Maybe one of the most important facts about the Adai Nation is that they are not one of the Federally recognized tribes. Their status is only acknowledged on the state level. Despite fighting to get recognized for years, they have not yet been giving Federal recognition, which means they do not get the same protections or funding that other tribes get. Which is important to say at the very top here because that means it is even more important for us to learn their history, honor their culture and do everything possible to keep their legacy intact. The Shreveport Times did a wonderful piece about their struggles with the Federal Government a few years ago which is definitely worth the read if you're interested.

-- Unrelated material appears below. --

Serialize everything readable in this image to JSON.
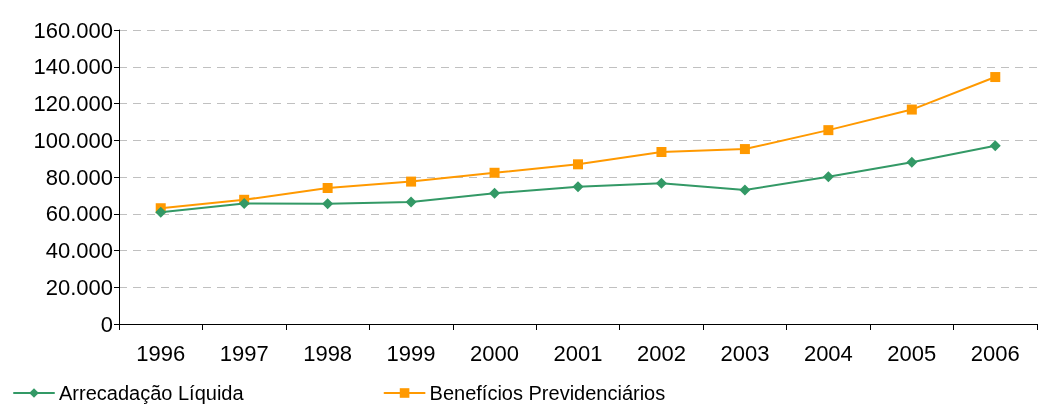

Historically speaking, the first documented contact with Adai tribe happened in 1529 in the Gulf of Mexico. While most of the nation was concentrated in Northern Louisiana and East Texas, their villages were located all around the Red River and Sabine River and could also be found in Oklahoma and Arkansas. Because of their spread out nature, unlike other tribes, they had villages in both French and Spanish providences. This not only influenced their culture, but unfortunately led to the near extermination of the tribe as they had to deal with multiple diseases and violent encounters with Spanish, French and other settlers. Some accounts say that by 1820 the tribe had as few as 30 surviving members. Also, due to the mass loss of people, their native language disappeared.

For years, many of the remaining tribe members lived in or around Natchitoches Parish. Currently, there are roughly 1,300 official members of the tribe in Louisiana & surrounding states with about half of those members living in Natchitoches Parish. The Adai Caddo Indian Nation Cultural Center is located in Robeline and has a pretty amazing museum. From ceremonial pieces to war plates to prehistoric cooking utensils to traditional Adai homes, the museum and cultural center is absolutely amazing.

Look, their history is rich and deep. There's tons of tribal history when it comes to Adai Nation. I'm just giving a brief overview. I could not and would not do their history justice. These are an amazing people with an amazing story and it's probably best if you learn their history from them. Visit the Cultural Center, 'live' a day in the life an Adai, learn their history and do your part to keep their memory and legacy alive.